One of my favorite things about this class is that we can draw connections between the works we have been reading over the course of the semester. Often times, our books mention other authors we have read, using those authors’ previous scholarship to build their own arguments and evidence upon. For instance, in her work on the lives of early American women, Kathleen Brown discussed slave women’s reproductive value to their slaveowners, nodding to Jennifer Morgan’s Laboring Women. As I was reading Isenberg’s chapter on women and the church, I noticed that her view of the church and state relationship post-Revolution was very different from Brekus’s. As I mentioned in my post on Pilgrims and Strangers, Brekus claimed that the revolution weakened the connection between church and state, thus making women’s preaching a strictly religious concern that did not endanger the larger social or political world. Isenberg, on the other hand, refers to a “dangerous and unholy alliance between the church and state” in which “the courts and the government forged a national and legal consensus on Christian morality” (78, 83). In Isenberg’s argument, the church continued to function bureaucratically, which caused sectarianism and opposition to women’s involvement in the public. While Brekus did give a compelling argument, Isenberg provided much more evidence that though legally separated, the church and state remained, for quite some time, co-dependent.

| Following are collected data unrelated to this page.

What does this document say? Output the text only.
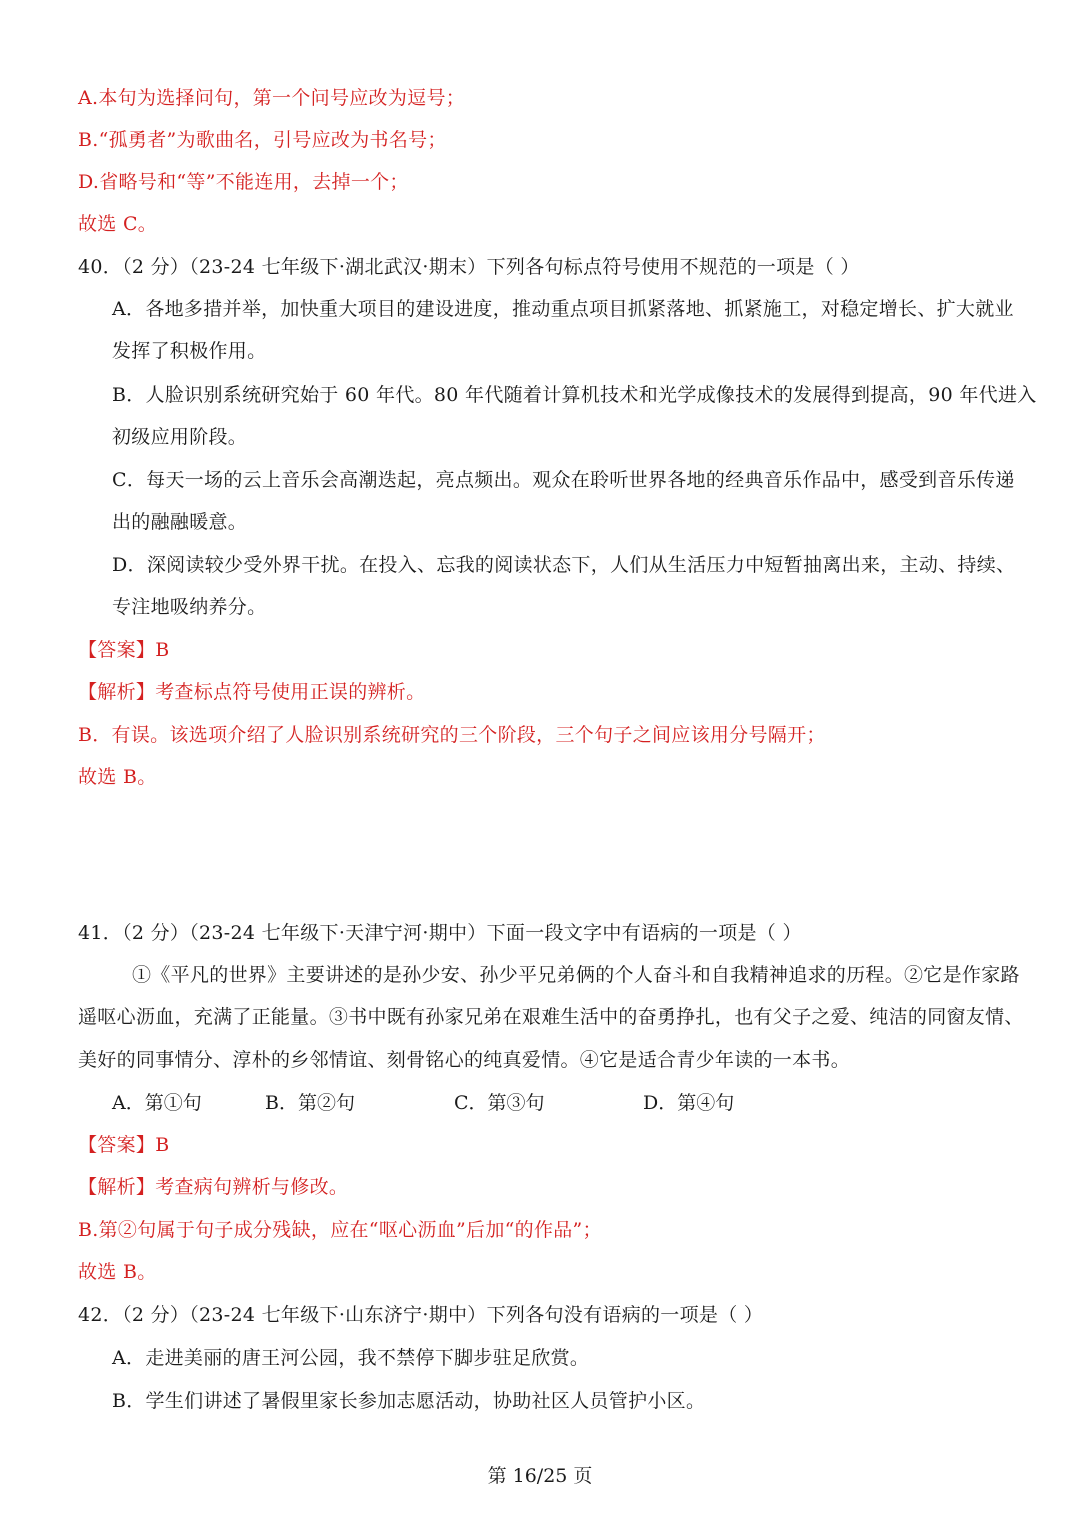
A.本句为选择问句，第一个问号应改为逗号；
B.“孤勇者”为歌曲名，引号应改为书名号；
D.省略号和“等”不能连用，去掉一个；
故选 C。
40．（2 分）（23-24 七年级下·湖北武汉·期末）下列各句标点符号使用不规范的一项是（ ）
A．各地多措并举，加快重大项目的建设进度，推动重点项目抓紧落地、抓紧施工，对稳定增长、扩大就业
发挥了积极作用。
B．人脸识别系统研究始于 60 年代。80 年代随着计算机技术和光学成像技术的发展得到提高，90 年代进入
初级应用阶段。
C．每天一场的云上音乐会高潮迭起，亮点频出。观众在聆听世界各地的经典音乐作品中，感受到音乐传递
出的融融暖意。
D．深阅读较少受外界干扰。在投入、忘我的阅读状态下，人们从生活压力中短暂抽离出来，主动、持续、
专注地吸纳养分。
【答案】B
【解析】考查标点符号使用正误的辨析。
B．有误。该选项介绍了人脸识别系统研究的三个阶段，三个句子之间应该用分号隔开；
故选 B。
41．（2 分）（23-24 七年级下·天津宁河·期中）下面一段文字中有语病的一项是（ ）
①《平凡的世界》主要讲述的是孙少安、孙少平兄弟俩的个人奋斗和自我精神追求的历程。②它是作家路
遥呕心沥血，充满了正能量。③书中既有孙家兄弟在艰难生活中的奋勇挣扎，也有父子之爱、纯洁的同窗友情、
美好的同事情分、淳朴的乡邻情谊、刻骨铭心的纯真爱情。④它是适合青少年读的一本书。
A．第①句	B．第②句	C．第③句	D．第④句
【答案】B
【解析】考查病句辨析与修改。
B.第②句属于句子成分残缺，应在“呕心沥血”后加“的作品”；
故选 B。
42．（2 分）（23-24 七年级下·山东济宁·期中）下列各句没有语病的一项是（ ）
A．走进美丽的唐王河公园，我不禁停下脚步驻足欣赏。
B．学生们讲述了暑假里家长参加志愿活动，协助社区人员管护小区。
第 16/25 页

Sex and Citizenship in Early America is most definitely a valuable addition to historiography not only on the private, social, and political lives of antebellum women, but also on the early women’s rights movement specifically. While mentioning famous actors in the movement (such as Lucretia Mott), much more of the book introduces names not so-well known but still actively seeking equality in a variety of ways. Fundamentally, this book is enlightening because it shows these women’s lives were affected by many factors outside of their denied access to suffrage.



One thought on “A Public Fight for Private and Political Rights

  1. Great analysis of Isenberg’s argument, showing women’s active participation in antebellum American public life on a variety of issues that intersected with women’s rights.

    For your own research purposes, did consent also mean sexual consent, or just political consent? What about self-protection?

    I’m not sure Brekus and Isenberg have contradictory interpretations of church and state. Disestablishment created opportunities for women and churches, but it did not mean that religious influence in the public sphere lessened–in fact, it may have increased as a result of disestablishment (voluntarism, state somewhat removed from morals enforcement), which was followed by the second great awakening. Brekus also notes that as newer religious movements became more established/institutionalized, they often restricted roles for women.